Stargate Universe: Take a drink every time there’s a sex scene

This isn’t your older brother’s Stargate.

And for people who have been loyal to Stargate and Sci-Fi Channel and now SyFy, this isn’t our Stargate either.

What’s left is for us to decide if that’s a bad thing or not.

Through the first four episodes? Yeah. It’s a bad thing.

Now we get to the fifth episode of the series. Once again, the crew is facing imminent demise.

Here’s my little SGU drinking game:

1 Drink: Every time you see a six pack.
2 Drinks: Every time one of the crew members punch or knock another one out
3 Drinks: Every time the senator’s daughter seduces someone
4 Drinks: Sex scene
5 Drinks: Every time the crew escapes
Finish your drink: When a plot emerges.

Only 15 people will fit aboard a shuttle that can leave the “Destiny” for another planet. The melodrama unfolds but becomes difficult — actually impossible — to believe when half of the main cast of the show is not picked in a lottery to decide those 15 shuttle-mates.

Oh my god, MacGyver, how can you possibly get out of this one??

Of course, they do. Everyone lives to die another day.

The ship was on a collision course with a sun. What happens? Instead of crashing into the sun and dying, the ship’s tiny remaining shield power protects it while the ship flies directly into the sun, which recharges the ship’s power. All is well.

Yay.

This whole experience — after more than a month of episodes — unites this crew of misfits. Now they’re all friends. Or are they? Another cliff hanger at the end of Episode 5: “Light.”

This month has taught us definitively that “Stargate Universe” is absolutely not “Stargate SG-1.” In the second episode of SG-1, the crew was already out visiting new planets and encountering new civilizations. SG-1 and Atlantis were shows about societies and groups of people. Universe is a show about a few people. The main problem so far is that I don’t give a damn about these people. There’s no depth to them, except maybe Dr. Rush (Robert Carlyle) who is easy to single out as the bad guy or just a pure Machiavellian.

But there’s too much build up and anticipation and not enough performance. Every episode of “Stargate Universe” is prom night with chevrons.

Thinking outside the box here, maybe they should have brought back Ben Browder for this one? Or Joe Flanigan? There’s a lot of inexperience on this show. It’s already written like The CW’s version of Stargate

I’m not saying that we need a new episodic adventure every week. SGU is obviously tied into this main story for survival far from Earth. I get it. All I’m saying is we don’t need an hour to realize that the crew isn’t going to die for the fifth time. Let’s explore a bit. Let’s have some adventures.

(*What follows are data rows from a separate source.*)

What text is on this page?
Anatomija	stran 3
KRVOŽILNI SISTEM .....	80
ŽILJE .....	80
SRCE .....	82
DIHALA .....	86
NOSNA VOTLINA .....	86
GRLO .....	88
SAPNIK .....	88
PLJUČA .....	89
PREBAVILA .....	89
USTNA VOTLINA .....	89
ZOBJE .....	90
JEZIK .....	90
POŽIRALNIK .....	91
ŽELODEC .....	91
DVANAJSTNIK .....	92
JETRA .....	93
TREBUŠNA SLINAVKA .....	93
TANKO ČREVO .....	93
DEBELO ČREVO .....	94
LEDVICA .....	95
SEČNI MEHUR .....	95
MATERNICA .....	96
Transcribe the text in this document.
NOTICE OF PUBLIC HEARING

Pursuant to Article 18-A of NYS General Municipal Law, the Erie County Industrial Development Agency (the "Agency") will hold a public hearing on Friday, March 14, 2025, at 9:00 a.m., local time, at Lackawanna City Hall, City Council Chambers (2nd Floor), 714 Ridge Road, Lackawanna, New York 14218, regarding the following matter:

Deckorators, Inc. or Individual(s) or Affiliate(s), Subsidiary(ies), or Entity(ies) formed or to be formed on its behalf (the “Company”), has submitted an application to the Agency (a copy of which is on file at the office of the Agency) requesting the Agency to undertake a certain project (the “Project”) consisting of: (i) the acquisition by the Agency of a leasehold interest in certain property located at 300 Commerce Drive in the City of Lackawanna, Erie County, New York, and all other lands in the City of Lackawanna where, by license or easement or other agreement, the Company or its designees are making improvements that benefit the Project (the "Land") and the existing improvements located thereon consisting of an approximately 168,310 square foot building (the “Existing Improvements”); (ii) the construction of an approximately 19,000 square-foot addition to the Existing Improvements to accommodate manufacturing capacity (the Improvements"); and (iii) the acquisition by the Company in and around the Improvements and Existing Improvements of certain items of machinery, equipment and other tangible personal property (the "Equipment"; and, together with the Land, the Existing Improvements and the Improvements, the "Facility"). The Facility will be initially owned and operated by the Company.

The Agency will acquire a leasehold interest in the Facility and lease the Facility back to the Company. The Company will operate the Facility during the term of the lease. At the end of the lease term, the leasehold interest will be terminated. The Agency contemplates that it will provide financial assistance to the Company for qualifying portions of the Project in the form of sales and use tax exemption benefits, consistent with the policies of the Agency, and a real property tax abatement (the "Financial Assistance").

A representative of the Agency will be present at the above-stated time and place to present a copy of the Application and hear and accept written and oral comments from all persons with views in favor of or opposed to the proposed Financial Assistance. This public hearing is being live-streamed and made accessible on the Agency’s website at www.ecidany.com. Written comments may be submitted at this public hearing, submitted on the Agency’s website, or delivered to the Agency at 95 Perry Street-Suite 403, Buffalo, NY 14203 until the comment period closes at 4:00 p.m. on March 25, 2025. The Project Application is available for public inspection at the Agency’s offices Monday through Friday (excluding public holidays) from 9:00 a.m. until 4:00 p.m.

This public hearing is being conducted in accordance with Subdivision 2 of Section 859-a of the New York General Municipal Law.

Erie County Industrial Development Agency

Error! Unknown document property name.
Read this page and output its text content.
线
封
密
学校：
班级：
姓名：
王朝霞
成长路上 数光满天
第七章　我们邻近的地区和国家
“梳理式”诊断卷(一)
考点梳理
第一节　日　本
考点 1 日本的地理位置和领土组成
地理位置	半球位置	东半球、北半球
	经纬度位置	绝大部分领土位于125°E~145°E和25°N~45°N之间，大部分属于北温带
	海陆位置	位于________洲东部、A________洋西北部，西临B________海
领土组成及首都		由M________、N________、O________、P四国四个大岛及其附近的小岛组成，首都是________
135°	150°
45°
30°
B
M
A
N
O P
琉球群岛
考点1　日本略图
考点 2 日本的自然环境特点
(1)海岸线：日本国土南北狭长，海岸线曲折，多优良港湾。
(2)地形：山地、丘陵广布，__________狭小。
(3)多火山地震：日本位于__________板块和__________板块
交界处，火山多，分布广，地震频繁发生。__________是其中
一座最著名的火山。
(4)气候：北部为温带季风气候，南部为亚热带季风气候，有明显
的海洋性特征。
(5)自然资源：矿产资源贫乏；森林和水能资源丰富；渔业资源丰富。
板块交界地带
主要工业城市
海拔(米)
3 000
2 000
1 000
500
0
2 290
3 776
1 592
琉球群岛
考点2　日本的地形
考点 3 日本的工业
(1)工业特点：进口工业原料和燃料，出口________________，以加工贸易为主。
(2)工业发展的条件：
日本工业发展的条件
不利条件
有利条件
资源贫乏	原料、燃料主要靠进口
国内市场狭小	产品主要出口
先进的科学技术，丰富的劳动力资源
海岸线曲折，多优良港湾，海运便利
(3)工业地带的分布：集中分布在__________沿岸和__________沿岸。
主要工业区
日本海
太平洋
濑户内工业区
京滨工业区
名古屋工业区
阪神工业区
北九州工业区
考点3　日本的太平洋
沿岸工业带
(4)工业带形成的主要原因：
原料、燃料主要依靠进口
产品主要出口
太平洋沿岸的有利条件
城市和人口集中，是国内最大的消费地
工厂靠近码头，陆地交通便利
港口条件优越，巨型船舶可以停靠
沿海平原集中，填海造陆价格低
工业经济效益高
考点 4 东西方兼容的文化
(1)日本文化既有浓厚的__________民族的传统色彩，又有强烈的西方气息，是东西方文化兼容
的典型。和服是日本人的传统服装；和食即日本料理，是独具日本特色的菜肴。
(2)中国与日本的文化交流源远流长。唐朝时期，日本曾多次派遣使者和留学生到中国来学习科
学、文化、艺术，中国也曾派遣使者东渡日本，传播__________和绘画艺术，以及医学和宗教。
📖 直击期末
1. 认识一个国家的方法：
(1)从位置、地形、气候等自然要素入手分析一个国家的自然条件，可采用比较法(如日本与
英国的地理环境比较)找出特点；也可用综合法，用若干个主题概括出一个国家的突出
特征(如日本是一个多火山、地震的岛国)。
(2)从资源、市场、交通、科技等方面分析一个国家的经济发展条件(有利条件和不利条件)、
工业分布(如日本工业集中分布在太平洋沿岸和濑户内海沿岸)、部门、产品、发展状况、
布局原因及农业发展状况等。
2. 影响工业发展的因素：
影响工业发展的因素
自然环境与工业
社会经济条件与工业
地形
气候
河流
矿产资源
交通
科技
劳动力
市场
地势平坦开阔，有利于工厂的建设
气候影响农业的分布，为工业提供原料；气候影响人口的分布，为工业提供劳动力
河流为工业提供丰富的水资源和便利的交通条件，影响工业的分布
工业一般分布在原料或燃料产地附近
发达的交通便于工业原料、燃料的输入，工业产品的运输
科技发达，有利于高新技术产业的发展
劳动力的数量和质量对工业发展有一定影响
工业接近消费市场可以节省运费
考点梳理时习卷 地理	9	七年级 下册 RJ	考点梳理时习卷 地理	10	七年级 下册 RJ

The show has two elements that can be used to make a few interspersed episodic adventures work: When the ship stops in a solar system, there’s a ticking clock until it will jump back into “faster than light speed.” The crew can disembark on an adventure. You can leave the ticking clock at the bottom of the screen and let then get into all sorts of mischief, trying to make sure they can get back in time.

You also have a love triangle emerging with Chloe (Elyse Levesque) and the muscular hero Matthew Scott and the lovable nerdy genius Eli. The Stargate overlords skirted (totally ignored) the love triangle in “Stargate Atlantis,” but now you can use it. There are more ways to make drama than “death at every possible turn.”

The show is still getting better ratings than “Dollhouse” though.